(urth) Dionysus, the Mausoleum
James Wynn
crushtv at gmail.com
Tue Dec 21 09:19:04 PST 2010
> I think Severian is the son of Ouen and Catherine (but that Catherine
> isn't a commoner). If he were not, Wolfe really would be leading us up
> a garden path. (We know of Catherine only through Ouen; and Ouen only
> seems significant because of his similarity to Severian, both
> physically and in powers of memory, so if they're not Severian's
> biological parents, that whole episode becomes pointless.)
It's not pointless. It connects Severian to Dorcas. But Severian helping
his biological father find his mother, but never finding his his
biological mother strikes me as really weird story-telling. Wolfe thinks
the The Book of the Short Sun would be "lame" if, once we know the Rajan
can travel to Urth, he does not meet with Severian. But it seems fine to
him that his mother is just a name? I don't buy it. If people are
suspicious, they should be.
> I think we
> are probably meant to see other relations of Sefverian turning up
> through the series, and revealing more about his family - though I'm
> not sure who they all are; the moral, I suspect, is that Severian is
> linked to many kinds and classes of people in the Commonwealth, thus
> illustrating Malrubius' claim that in him the disparate tendencies of
> Urth have been reconciled. He may well be descended from Typhon -
> indeed if Typhon has left descendants at all, he probably is - but
> making him the son of Typhon, through cloning or time travel or the
> like, messes this story up.
Now we're getting into matters of taste. If I read this novel
"straight", I would hate it. The first time I read it in fact (it was my
first Wolfe book) I told the guy who recommended it that Wolfe is a
so-so writer but an amazing creator of worlds. Then I read The Fifth
Head of Cerberus and it completely changed my reading of "New Sun". I
realized that I had approached the first book all wrong. I told my
friend that my opinion had changed. I now considered Wolfe possibly the
best science fiction writer period.
If Severian is understood as somehow directly associated with the myths
in the Brown Book, it restores a scattered unfocused unedited brain dump
back to a comprehensible narrative.
> That he's the father of Typhon is not
> problematic in the same way (though it would have to be reconciled
> somehow with Typhon's claim that he he was not born).

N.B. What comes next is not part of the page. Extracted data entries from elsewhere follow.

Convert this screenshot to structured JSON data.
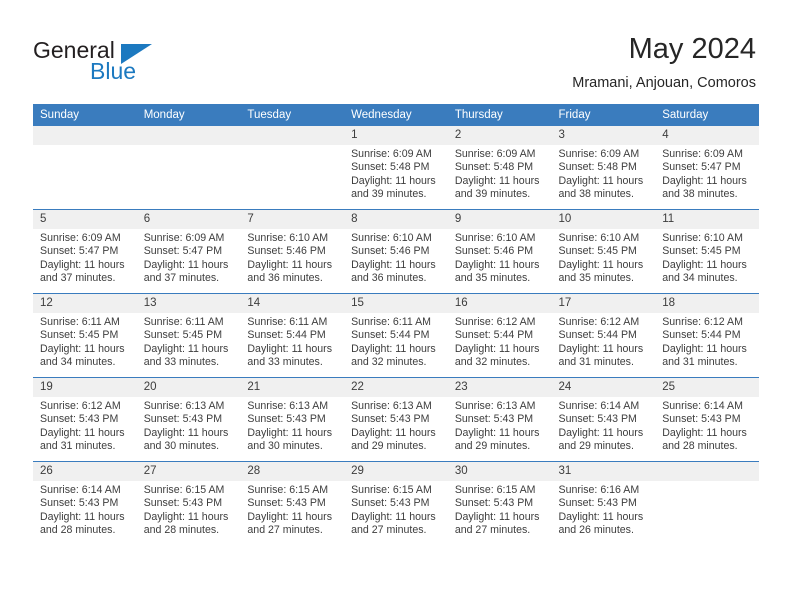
{
  "brand": {
    "name_line1": "General",
    "name_line2": "Blue",
    "logo_icon": "triangle-flag-icon",
    "color_primary": "#1c79c0",
    "color_text": "#231f20"
  },
  "header": {
    "title": "May 2024",
    "subtitle": "Mramani, Anjouan, Comoros"
  },
  "theme": {
    "header_row_bg": "#3a7cbe",
    "daynum_bg": "#f0f0f0",
    "text": "#3d3d3d",
    "divider": "#3a7cbe"
  },
  "calendar": {
    "weekday_headers": [
      "Sunday",
      "Monday",
      "Tuesday",
      "Wednesday",
      "Thursday",
      "Friday",
      "Saturday"
    ],
    "weeks": [
      [
        {
          "day": "",
          "empty": true,
          "sunrise": "",
          "sunset": "",
          "daylight_line1": "",
          "daylight_line2": ""
        },
        {
          "day": "",
          "empty": true,
          "sunrise": "",
          "sunset": "",
          "daylight_line1": "",
          "daylight_line2": ""
        },
        {
          "day": "",
          "empty": true,
          "sunrise": "",
          "sunset": "",
          "daylight_line1": "",
          "daylight_line2": ""
        },
        {
          "day": "1",
          "empty": false,
          "sunrise": "Sunrise: 6:09 AM",
          "sunset": "Sunset: 5:48 PM",
          "daylight_line1": "Daylight: 11 hours",
          "daylight_line2": "and 39 minutes."
        },
        {
          "day": "2",
          "empty": false,
          "sunrise": "Sunrise: 6:09 AM",
          "sunset": "Sunset: 5:48 PM",
          "daylight_line1": "Daylight: 11 hours",
          "daylight_line2": "and 39 minutes."
        },
        {
          "day": "3",
          "empty": false,
          "sunrise": "Sunrise: 6:09 AM",
          "sunset": "Sunset: 5:48 PM",
          "daylight_line1": "Daylight: 11 hours",
          "daylight_line2": "and 38 minutes."
        },
        {
          "day": "4",
          "empty": false,
          "sunrise": "Sunrise: 6:09 AM",
          "sunset": "Sunset: 5:47 PM",
          "daylight_line1": "Daylight: 11 hours",
          "daylight_line2": "and 38 minutes."
        }
      ],
      [
        {
          "day": "5",
          "empty": false,
          "sunrise": "Sunrise: 6:09 AM",
          "sunset": "Sunset: 5:47 PM",
          "daylight_line1": "Daylight: 11 hours",
          "daylight_line2": "and 37 minutes."
        },
        {
          "day": "6",
          "empty": false,
          "sunrise": "Sunrise: 6:09 AM",
          "sunset": "Sunset: 5:47 PM",
          "daylight_line1": "Daylight: 11 hours",
          "daylight_line2": "and 37 minutes."
        },
        {
          "day": "7",
          "empty": false,
          "sunrise": "Sunrise: 6:10 AM",
          "sunset": "Sunset: 5:46 PM",
          "daylight_line1": "Daylight: 11 hours",
          "daylight_line2": "and 36 minutes."
        },
        {
          "day": "8",
          "empty": false,
          "sunrise": "Sunrise: 6:10 AM",
          "sunset": "Sunset: 5:46 PM",
          "daylight_line1": "Daylight: 11 hours",
          "daylight_line2": "and 36 minutes."
        },
        {
          "day": "9",
          "empty": false,
          "sunrise": "Sunrise: 6:10 AM",
          "sunset": "Sunset: 5:46 PM",
          "daylight_line1": "Daylight: 11 hours",
          "daylight_line2": "and 35 minutes."
        },
        {
          "day": "10",
          "empty": false,
          "sunrise": "Sunrise: 6:10 AM",
          "sunset": "Sunset: 5:45 PM",
          "daylight_line1": "Daylight: 11 hours",
          "daylight_line2": "and 35 minutes."
        },
        {
          "day": "11",
          "empty": false,
          "sunrise": "Sunrise: 6:10 AM",
          "sunset": "Sunset: 5:45 PM",
          "daylight_line1": "Daylight: 11 hours",
          "daylight_line2": "and 34 minutes."
        }
      ],
      [
        {
          "day": "12",
          "empty": false,
          "sunrise": "Sunrise: 6:11 AM",
          "sunset": "Sunset: 5:45 PM",
          "daylight_line1": "Daylight: 11 hours",
          "daylight_line2": "and 34 minutes."
        },
        {
          "day": "13",
          "empty": false,
          "sunrise": "Sunrise: 6:11 AM",
          "sunset": "Sunset: 5:45 PM",
          "daylight_line1": "Daylight: 11 hours",
          "daylight_line2": "and 33 minutes."
        },
        {
          "day": "14",
          "empty": false,
          "sunrise": "Sunrise: 6:11 AM",
          "sunset": "Sunset: 5:44 PM",
          "daylight_line1": "Daylight: 11 hours",
          "daylight_line2": "and 33 minutes."
        },
        {
          "day": "15",
          "empty": false,
          "sunrise": "Sunrise: 6:11 AM",
          "sunset": "Sunset: 5:44 PM",
          "daylight_line1": "Daylight: 11 hours",
          "daylight_line2": "and 32 minutes."
        },
        {
          "day": "16",
          "empty": false,
          "sunrise": "Sunrise: 6:12 AM",
          "sunset": "Sunset: 5:44 PM",
          "daylight_line1": "Daylight: 11 hours",
          "daylight_line2": "and 32 minutes."
        },
        {
          "day": "17",
          "empty": false,
          "sunrise": "Sunrise: 6:12 AM",
          "sunset": "Sunset: 5:44 PM",
          "daylight_line1": "Daylight: 11 hours",
          "daylight_line2": "and 31 minutes."
        },
        {
          "day": "18",
          "empty": false,
          "sunrise": "Sunrise: 6:12 AM",
          "sunset": "Sunset: 5:44 PM",
          "daylight_line1": "Daylight: 11 hours",
          "daylight_line2": "and 31 minutes."
        }
      ],
      [
        {
          "day": "19",
          "empty": false,
          "sunrise": "Sunrise: 6:12 AM",
          "sunset": "Sunset: 5:43 PM",
          "daylight_line1": "Daylight: 11 hours",
          "daylight_line2": "and 31 minutes."
        },
        {
          "day": "20",
          "empty": false,
          "sunrise": "Sunrise: 6:13 AM",
          "sunset": "Sunset: 5:43 PM",
          "daylight_line1": "Daylight: 11 hours",
          "daylight_line2": "and 30 minutes."
        },
        {
          "day": "21",
          "empty": false,
          "sunrise": "Sunrise: 6:13 AM",
          "sunset": "Sunset: 5:43 PM",
          "daylight_line1": "Daylight: 11 hours",
          "daylight_line2": "and 30 minutes."
        },
        {
          "day": "22",
          "empty": false,
          "sunrise": "Sunrise: 6:13 AM",
          "sunset": "Sunset: 5:43 PM",
          "daylight_line1": "Daylight: 11 hours",
          "daylight_line2": "and 29 minutes."
        },
        {
          "day": "23",
          "empty": false,
          "sunrise": "Sunrise: 6:13 AM",
          "sunset": "Sunset: 5:43 PM",
          "daylight_line1": "Daylight: 11 hours",
          "daylight_line2": "and 29 minutes."
        },
        {
          "day": "24",
          "empty": false,
          "sunrise": "Sunrise: 6:14 AM",
          "sunset": "Sunset: 5:43 PM",
          "daylight_line1": "Daylight: 11 hours",
          "daylight_line2": "and 29 minutes."
        },
        {
          "day": "25",
          "empty": false,
          "sunrise": "Sunrise: 6:14 AM",
          "sunset": "Sunset: 5:43 PM",
          "daylight_line1": "Daylight: 11 hours",
          "daylight_line2": "and 28 minutes."
        }
      ],
      [
        {
          "day": "26",
          "empty": false,
          "sunrise": "Sunrise: 6:14 AM",
          "sunset": "Sunset: 5:43 PM",
          "daylight_line1": "Daylight: 11 hours",
          "daylight_line2": "and 28 minutes."
        },
        {
          "day": "27",
          "empty": false,
          "sunrise": "Sunrise: 6:15 AM",
          "sunset": "Sunset: 5:43 PM",
          "daylight_line1": "Daylight: 11 hours",
          "daylight_line2": "and 28 minutes."
        },
        {
          "day": "28",
          "empty": false,
          "sunrise": "Sunrise: 6:15 AM",
          "sunset": "Sunset: 5:43 PM",
          "daylight_line1": "Daylight: 11 hours",
          "daylight_line2": "and 27 minutes."
        },
        {
          "day": "29",
          "empty": false,
          "sunrise": "Sunrise: 6:15 AM",
          "sunset": "Sunset: 5:43 PM",
          "daylight_line1": "Daylight: 11 hours",
          "daylight_line2": "and 27 minutes."
        },
        {
          "day": "30",
          "empty": false,
          "sunrise": "Sunrise: 6:15 AM",
          "sunset": "Sunset: 5:43 PM",
          "daylight_line1": "Daylight: 11 hours",
          "daylight_line2": "and 27 minutes."
        },
        {
          "day": "31",
          "empty": false,
          "sunrise": "Sunrise: 6:16 AM",
          "sunset": "Sunset: 5:43 PM",
          "daylight_line1": "Daylight: 11 hours",
          "daylight_line2": "and 26 minutes."
        },
        {
          "day": "",
          "empty": true,
          "sunrise": "",
          "sunset": "",
          "daylight_line1": "",
          "daylight_line2": ""
        }
      ]
    ]
  }
}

I'm curious why you think this would not "mess the story up" as well.
> As for the mausoleum; I take it that this is the tomb of a Severian
> who has already experienced the events of BOTNS, and has travelled
> back to the past for some reason. The emblem of rose, ship and
> fountain certainly suggests this.
I think that for the Rose, Ship, and Fountain to have NOT originally had
to do intentionally with Severian --but only adopted-- is implied by the
overall thesis throughout the book regarding symbols and their meaning.
It is also a favorite Wolfean trope. Gerry brought up Peace this
morning. In that story, Louis Black create fraudulent book. But in
following it, Weer ultimately finds the treasure. In The Fifth Head of
Cerberus, it is the false anthropologist who discovers and writes the
truth about the abos. The false Horn completes Horn's mission. The
mistake becomes authoritative. The lie is more true that anyone
imagines. Probably, you see no similarity in these instances, but each
time I encounter them, they appear to me to be characteristically Wolfean.